Random sample of Twitter images from 2013 labeled by GoogLeNet deep learning model as web sites and texts. We call refer to these images as "image-texts." The category includes screen shots of text chats, other types of texts and other kinds of non-photographic images. We found that the frequencies of these images are correlated with well-being responses from Gallup surveys, and also median housing prices, incomes, and education levels.
Johannes Vermeer. Woman in Blue Reading a Letter. 1663-1664.

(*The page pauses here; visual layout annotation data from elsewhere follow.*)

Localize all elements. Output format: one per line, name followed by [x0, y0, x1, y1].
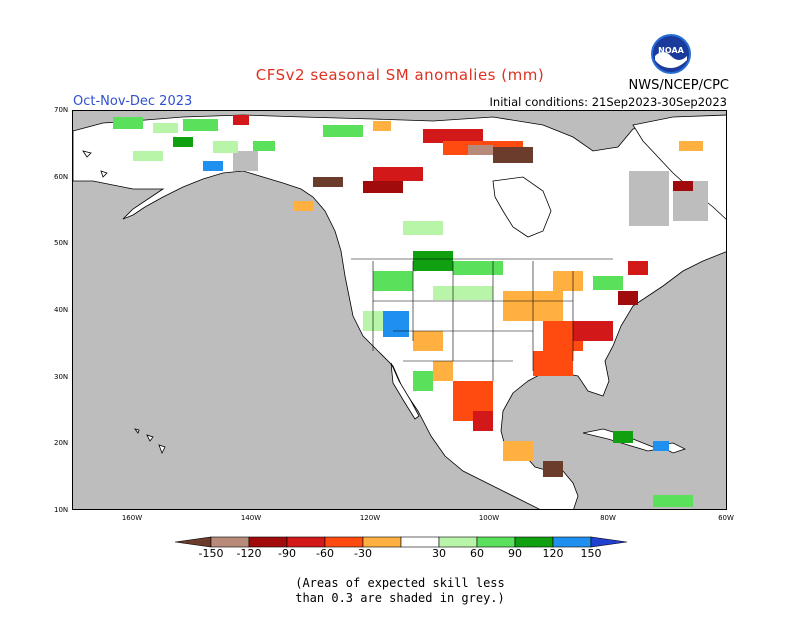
initial-conditions: Initial conditions: 21Sep2023-30Sep2023 [489, 95, 727, 109]
credit-text: NWS/NCEP/CPC [628, 78, 729, 93]
lon-label-160w: 160W [121, 514, 143, 522]
colorbar-segment [514, 536, 554, 548]
colorbar-tick-label: 30 [432, 547, 446, 560]
colorbar-segment [438, 536, 478, 548]
colorbar-segment [286, 536, 326, 548]
lat-label-70n: 70N [54, 106, 69, 114]
skill-note-line-2: than 0.3 are shaded in grey.) [295, 591, 505, 605]
noaa-logo: NOAA [651, 34, 691, 74]
colorbar-tick-label: -120 [236, 547, 262, 560]
lon-label-120w: 120W [359, 514, 381, 522]
lat-label-20n: 20N [54, 439, 69, 447]
colorbar-tick-label: -90 [278, 547, 296, 560]
political-borders [351, 258, 613, 381]
colorbar-segment [362, 536, 402, 548]
colorbar-tick-label: 90 [508, 547, 522, 560]
lon-label-80w: 80W [600, 514, 616, 522]
map-area [72, 110, 727, 510]
colorbar-segment [476, 536, 516, 548]
colorbar-tick-label: 60 [470, 547, 484, 560]
anomaly-cells [113, 115, 703, 507]
colorbar-tick-label: 150 [580, 547, 602, 560]
colorbar-segment [210, 536, 250, 548]
lon-label-100w: 100W [478, 514, 500, 522]
season-label: Oct-Nov-Dec 2023 [73, 94, 193, 109]
lat-label-30n: 30N [54, 373, 69, 381]
colorbar-segment [324, 536, 364, 548]
lon-label-140w: 140W [240, 514, 262, 522]
colorbar-segment [590, 536, 627, 548]
map-title: CFSv2 seasonal SM anomalies (mm) [255, 66, 545, 84]
colorbar-tick-label: -30 [354, 547, 372, 560]
colorbar-tick-label: 120 [542, 547, 564, 560]
low-skill-areas [233, 151, 708, 226]
lat-label-10n: 10N [54, 506, 69, 514]
colorbar-tick-label: -60 [316, 547, 334, 560]
skill-note-line-1: (Areas of expected skill less [295, 576, 505, 590]
colorbar-segment [552, 536, 592, 548]
lon-label-60w: 60W [718, 514, 734, 522]
lat-label-40n: 40N [54, 306, 69, 314]
svg-text:NOAA: NOAA [658, 46, 684, 55]
lat-label-60n: 60N [54, 173, 69, 181]
colorbar [175, 536, 627, 548]
lat-label-50n: 50N [54, 239, 69, 247]
colorbar-tick-label: -150 [198, 547, 224, 560]
colorbar-segment [175, 536, 212, 548]
hudson-bay [492, 176, 552, 238]
colorbar-segment [248, 536, 288, 548]
skill-note: (Areas of expected skill less than 0.3 a… [0, 576, 800, 606]
colorbar-segment [400, 536, 440, 548]
map-svg [73, 114, 726, 509]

Our new paper has been accepted for Big Data and the Humanities workshop at IEEE 2015 Big Data Conference:
Humanists use historical images as sources of information about social norms, behavior, fashion, and other details of particular cultures, places and periods. Dutch Golden Era paintings, works by French Impressionists, and 20th century street photography are just three examples of such images. Normally such visuals directly show objects of interests such as social scenes, city streets, or peoples dresses. But what if masses of images shared on social networks contain information about social trends even if these images do not directly represent objects of interest? This is the question we investigate in our study.

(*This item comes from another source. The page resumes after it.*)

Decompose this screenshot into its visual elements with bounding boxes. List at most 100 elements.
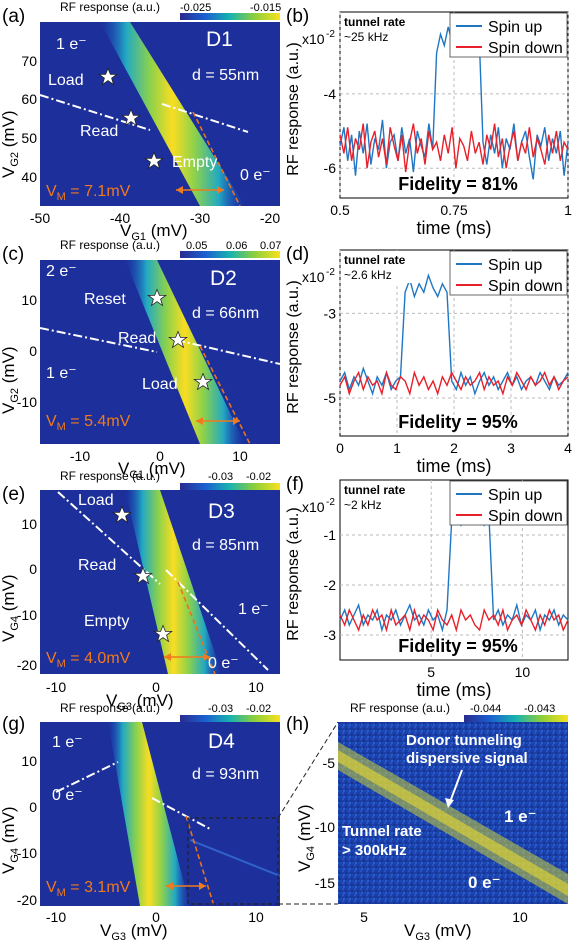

In the last few years researchers have shown that aggregated characteristics of large volumes of social media are correlated with many socio-economic characteristics and can also predict a range of social trends. The examples include flu trends, success of movies, and measures of social well-being of populations. Nearly all such studies focus on text content, such as posts on Twitter and Facebook.
In contrast, we focus on images. We investigate if features extracted from Tweeted images can predict a number of socio-economic characteristics. Our dataset is one million images shared on Twitter during one year in 20 different U.S. cities. We classify the content of these images using the state-of-the-art Convolutional Neural Network GoogLeNet and then select the largest category that we call “image-texts” - non-photographic images that are typically screen shots of websites or text-message conversations. We construct two features describing patterns in image-texts: aggregated sharing rate per year per city, and the sharing rate per hour over a 24-hour period aggregated over one year in each city.
We find that these features are correlated with self-reported social well-being responses from Gallup surveys, and also median housing prices, incomes, and education levels. These results suggest that particular types of social media images can be used to predict social characteristics not readily detectable in images.
The full paper will be available online after IEEE 2015 Big Data conference.